PSNI vows to hold the line again at parade flashpoint
Marchers taking part in today's Orange Order parade through north Belfast will encounter the same major policing operation which was present on the Twelfth.
The contentious parade will set off on the same route as that taken on Friday of last week, with those taking part again prevented from passing the Ardoyne shops.
Instead the 500 marchers expected and their supporters will be blocked by a huge police presence at Woodvale Parade on the Woodvale Road.
Police were widely praised last week for holding the line at that location despite sustained attacks from loyalists following the Twelfth march.
And a senior officer yesterday said police would take the same robust approach against those intent on trouble at this afternoon's parade. "It's a big, big policing operation," the officer said. "We will have a very, very significant number of resources out there."

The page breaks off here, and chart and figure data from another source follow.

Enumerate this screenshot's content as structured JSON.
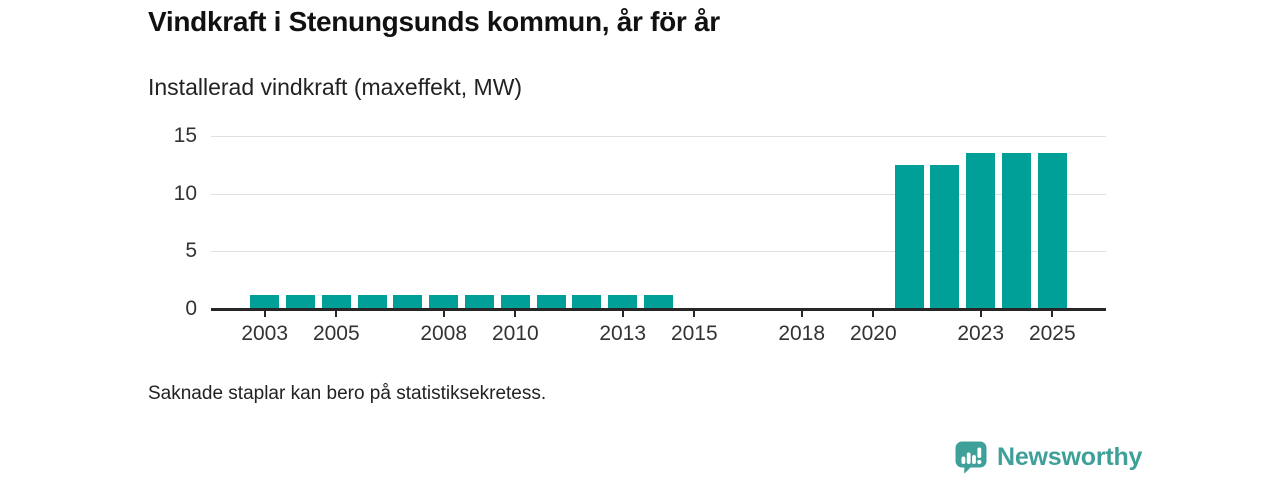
{
  "chart_data": {
    "type": "bar",
    "title": "Vindkraft i Stenungsunds kommun, år för år",
    "subtitle": "Installerad vindkraft (maxeffekt, MW)",
    "footnote": "Saknade staplar kan bero på statistiksekretess.",
    "unit": "MW",
    "ylim": [
      0,
      15
    ],
    "y_ticks": [
      0,
      5,
      10,
      15
    ],
    "x_domain": [
      2002,
      2026
    ],
    "x_tick_labels": [
      2003,
      2005,
      2008,
      2010,
      2013,
      2015,
      2018,
      2020,
      2023,
      2025
    ],
    "grid": "horizontal",
    "legend": "none",
    "series": [
      {
        "name": "Installerad vindkraft (maxeffekt, MW)",
        "points": [
          {
            "year": 2002,
            "value": null
          },
          {
            "year": 2003,
            "value": 1.25
          },
          {
            "year": 2004,
            "value": 1.25
          },
          {
            "year": 2005,
            "value": 1.25
          },
          {
            "year": 2006,
            "value": 1.25
          },
          {
            "year": 2007,
            "value": 1.25
          },
          {
            "year": 2008,
            "value": 1.25
          },
          {
            "year": 2009,
            "value": 1.25
          },
          {
            "year": 2010,
            "value": 1.25
          },
          {
            "year": 2011,
            "value": 1.25
          },
          {
            "year": 2012,
            "value": 1.25
          },
          {
            "year": 2013,
            "value": 1.25
          },
          {
            "year": 2014,
            "value": 1.25
          },
          {
            "year": 2015,
            "value": null
          },
          {
            "year": 2016,
            "value": null
          },
          {
            "year": 2017,
            "value": null
          },
          {
            "year": 2018,
            "value": null
          },
          {
            "year": 2019,
            "value": null
          },
          {
            "year": 2020,
            "value": null
          },
          {
            "year": 2021,
            "value": 12.5
          },
          {
            "year": 2022,
            "value": 12.5
          },
          {
            "year": 2023,
            "value": 13.5
          },
          {
            "year": 2024,
            "value": 13.5
          },
          {
            "year": 2025,
            "value": 13.5
          },
          {
            "year": 2026,
            "value": null
          }
        ]
      }
    ],
    "colors": {
      "bar": "#00a099",
      "axis": "#262626",
      "grid": "#e0e0e0",
      "tick_text": "#333333"
    }
  },
  "branding": {
    "name": "Newsworthy",
    "color": "#3fa09a",
    "icon": "newsworthy-speech-bubble-bar-chart-icon"
  }
}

Fears trouble could return to the streets this weekend intensified on Thursday when the Parades Commission adjudication body blocked a fresh application by north Belfast Orangemen to parade along the route today.
On July 12, a crowd of around 5,000 was involved in a stand-off with police at Woodvale Parade which quickly spiralled into fierce rioting described as "almost animalistic" by police. Officers quickly responded with baton rounds and water cannon.
Police will also be present at Twaddell Avenue with a sizeable presence also in place in the east of the city. Orange Order chaplain Mervyn Gibson (left) said there would be another protest today when the march meets the police line.
"There will be a limited protest if the march is not allowed to pass," he said. "That is all we have asked for and that is all the Orange Order is doing. We have not been asked to endorse any other protests. The protest won't be very long. It hasn't yet been decided if we will apply for a parade every Saturday. We have already talked to residents and we haven't said we wouldn't talk to them again."
A Union flag protest group also issued a call on Facebook for supporters to take to the streets at the same time across Belfast to deliberately stretch police resources.
Yesterday, Secretary of State Theresa Villiers warned parade-related violence would only damage efforts to attract investment.
"People who break the law should be in no doubt that there will be arrests and prosecutions," she said. "It also has a serious impact on our reputation as we try and compete in the global race for investment and jobs."
Thursday's ruling was the second time the commission blocked Orangemen from parading on the stretch of the Crumlin Road separating loyalist and nationalist communities. The Orange institution branded the decision an indictment of a discredited organisation but appealed for peace on the streets.
More than 70 police officers have been injured in the clashes with 75 people arrested to date.
Around 500 marchers will set off from Brookemount Street at 2.45pm today before making their way along the Shankill Road and on to the Woodvale Road. Rather than proceed on to the Crumlin Road towards Ligoniel Orange Hall, marchers will be blocked at Woodvale Parade.
The Parades Commission has ruled there must be no stoppages or delays during the parade, which it says must disperse by 4.30pm.
Meanwhile, PSNI Assistant Chief Constable Will Kerr and other senior police commanders met representatives from the unionist community in east Belfast yesterday to discuss concerns around parading.